下っ端は故郷に帰れないと悟って、今は地球での生活を満喫してる。

まぁその代わりと言ってはなんだけど、今まで攻めた星について事細かに聞いている。

 

 

だって 小説のネタになんじゃん‼︎

 

 

結局下っ端を生かしたのは無意識にネタになると思ってたからかな。

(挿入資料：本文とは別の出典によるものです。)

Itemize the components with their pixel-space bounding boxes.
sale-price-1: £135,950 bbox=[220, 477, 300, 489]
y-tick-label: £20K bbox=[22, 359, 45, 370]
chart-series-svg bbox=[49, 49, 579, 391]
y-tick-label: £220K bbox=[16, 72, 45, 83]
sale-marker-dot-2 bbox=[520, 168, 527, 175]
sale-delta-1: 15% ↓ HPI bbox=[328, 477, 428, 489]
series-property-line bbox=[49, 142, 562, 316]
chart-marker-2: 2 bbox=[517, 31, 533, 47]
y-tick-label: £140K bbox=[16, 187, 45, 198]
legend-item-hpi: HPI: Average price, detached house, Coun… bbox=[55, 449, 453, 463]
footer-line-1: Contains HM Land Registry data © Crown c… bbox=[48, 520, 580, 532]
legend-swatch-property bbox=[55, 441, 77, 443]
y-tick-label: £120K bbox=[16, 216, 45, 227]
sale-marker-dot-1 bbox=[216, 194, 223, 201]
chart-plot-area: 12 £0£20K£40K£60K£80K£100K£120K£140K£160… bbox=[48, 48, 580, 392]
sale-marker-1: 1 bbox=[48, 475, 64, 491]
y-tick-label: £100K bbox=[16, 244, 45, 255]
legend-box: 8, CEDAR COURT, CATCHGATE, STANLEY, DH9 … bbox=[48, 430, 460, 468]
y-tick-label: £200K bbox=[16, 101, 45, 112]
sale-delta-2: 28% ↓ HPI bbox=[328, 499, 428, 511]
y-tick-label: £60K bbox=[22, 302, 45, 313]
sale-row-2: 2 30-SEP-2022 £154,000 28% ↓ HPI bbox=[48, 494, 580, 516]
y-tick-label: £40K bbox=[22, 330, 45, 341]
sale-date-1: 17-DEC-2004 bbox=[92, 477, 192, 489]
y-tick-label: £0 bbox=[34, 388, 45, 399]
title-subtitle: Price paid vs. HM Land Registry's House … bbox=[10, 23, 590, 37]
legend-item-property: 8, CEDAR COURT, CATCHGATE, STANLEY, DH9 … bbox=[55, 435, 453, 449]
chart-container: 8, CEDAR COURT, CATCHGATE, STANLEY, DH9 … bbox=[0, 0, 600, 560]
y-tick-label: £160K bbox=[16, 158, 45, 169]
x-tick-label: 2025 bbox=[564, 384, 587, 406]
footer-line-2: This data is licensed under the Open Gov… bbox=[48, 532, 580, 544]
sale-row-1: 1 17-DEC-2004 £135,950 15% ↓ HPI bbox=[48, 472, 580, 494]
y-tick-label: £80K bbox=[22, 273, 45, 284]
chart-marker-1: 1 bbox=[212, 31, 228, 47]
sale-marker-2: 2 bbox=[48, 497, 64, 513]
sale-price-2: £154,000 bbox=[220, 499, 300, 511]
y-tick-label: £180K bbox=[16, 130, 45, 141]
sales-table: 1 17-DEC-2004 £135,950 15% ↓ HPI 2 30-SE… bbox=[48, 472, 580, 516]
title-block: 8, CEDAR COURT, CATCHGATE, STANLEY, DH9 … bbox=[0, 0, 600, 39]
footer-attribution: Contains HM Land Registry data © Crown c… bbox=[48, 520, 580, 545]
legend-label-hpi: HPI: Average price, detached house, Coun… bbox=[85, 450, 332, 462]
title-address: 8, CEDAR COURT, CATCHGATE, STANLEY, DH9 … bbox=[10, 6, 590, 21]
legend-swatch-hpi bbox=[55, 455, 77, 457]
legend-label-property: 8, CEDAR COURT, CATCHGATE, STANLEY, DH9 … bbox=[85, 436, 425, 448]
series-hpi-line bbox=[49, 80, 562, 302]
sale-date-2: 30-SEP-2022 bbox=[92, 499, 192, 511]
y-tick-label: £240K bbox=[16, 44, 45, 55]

職業病で死にかけるとかシャレにならない。

 

 

「チバー、中心街ででっかい豚の怪獣が出たって」

 

玄関から顔を出したサイタマが俺を呼ぶ。

いつも通り俺を誘いに来たみたいだ。

 

 

 

 

 

俺は 来たる日でサイタマが道を踏み外さないように、強くなろうとしてた。

 

 

でも、あの時のサイタマの言葉で、目標が変わった。

 

 

俺は 純粋にサイタマのチカラになれるよう、強くなりたい。

 

 

あいつはどこまでいってもヒーローだから。

 

俺の親友だから、チカラになりたい。

 

 

 

「行くか」

 

「…だな」

 

 

いつもと何も変わらない。

強いて言えば、俺の心構えが変わっただけだ。

 

 

今日も今日とて、俺は誰よりも強い親友と、ヒーローとして戦う。

 

 

 

 

 

ーーー正義執行

 





今回をもってこの作品は更新を一時停止します。

半年ほどの間、拙いにもほどがある作品でしたが、読んでくださりありがとうございますm(_ _)m

コミックスがある程度進んだら再開しますが、その時はよろしくお願いします。

重ねて、今まで読んでくれた皆さん ありがとうございます。